Somut uyuşmazlıkta; davanın 12/12/2016 tarihinde, yukarıda yazılı yasal düzenlemelerin yürürlüğe girdiği tarihten sonra açıldığı, ayrıca yerel mahkemenin de kabulünde olduğu gibi dava konusu tahsilatların EPDK’ nın düzenleyyici işlemlerine uygun olup olmadığının denetimine yönelik olarak davacının açık talebinin bulunmadığı anlaşılmıştır.
Bu haliyle; dosyadaki mevcut delil durumu ve davacının davasında ileri sürdüğü sebepler dikkate alındığında, mahkemece kurulan davanın reddi yönündeki hükümde hukuka aykırılık bulunmadığının kabulünde zorunluluk bulunması karşısında; Bölge Adliye Mahkemesince davanın açıldığı tarih gözetilerek, davacının istinaf başvurusunun esastan reddine karar verilmesi gerekirken, yerel mahkeme kararının düzeltilerek; davanın konusuz kaldığından bahisle yeniden hüküm kurulması doğru olmamış, bu husus bozmayı gerektirmiştir.

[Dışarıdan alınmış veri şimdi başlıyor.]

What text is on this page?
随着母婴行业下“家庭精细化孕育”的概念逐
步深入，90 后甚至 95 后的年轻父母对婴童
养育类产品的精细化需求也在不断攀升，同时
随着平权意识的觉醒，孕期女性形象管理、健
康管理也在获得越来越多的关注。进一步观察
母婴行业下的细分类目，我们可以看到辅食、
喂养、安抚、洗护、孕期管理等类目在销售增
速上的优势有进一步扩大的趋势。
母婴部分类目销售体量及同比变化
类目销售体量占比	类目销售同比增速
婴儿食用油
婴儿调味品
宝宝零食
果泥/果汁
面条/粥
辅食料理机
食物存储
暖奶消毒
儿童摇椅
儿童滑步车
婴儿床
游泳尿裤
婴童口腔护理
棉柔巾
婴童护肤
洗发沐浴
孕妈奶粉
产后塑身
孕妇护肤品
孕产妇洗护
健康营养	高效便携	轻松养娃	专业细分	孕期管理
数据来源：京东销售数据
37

SONUÇ: Yukarıda açıklanan nedenlerle temyiz olunan bölge adliye mahkemesi kararının HMK’nın 371 inci maddesi uyarınca davalı yararına BOZULMASINA, peşin alınan temyiz harcının istek halinde temyiz eden davalıya iadesine, HMK’nın 373 üncü maddesinin ikinci fıkrası uyarınca dosyanın kararı veren Bölge Adliye Mahkemesine gönderilmesine, 24/02/2020 tarihinde oy birliği ile karar verildi.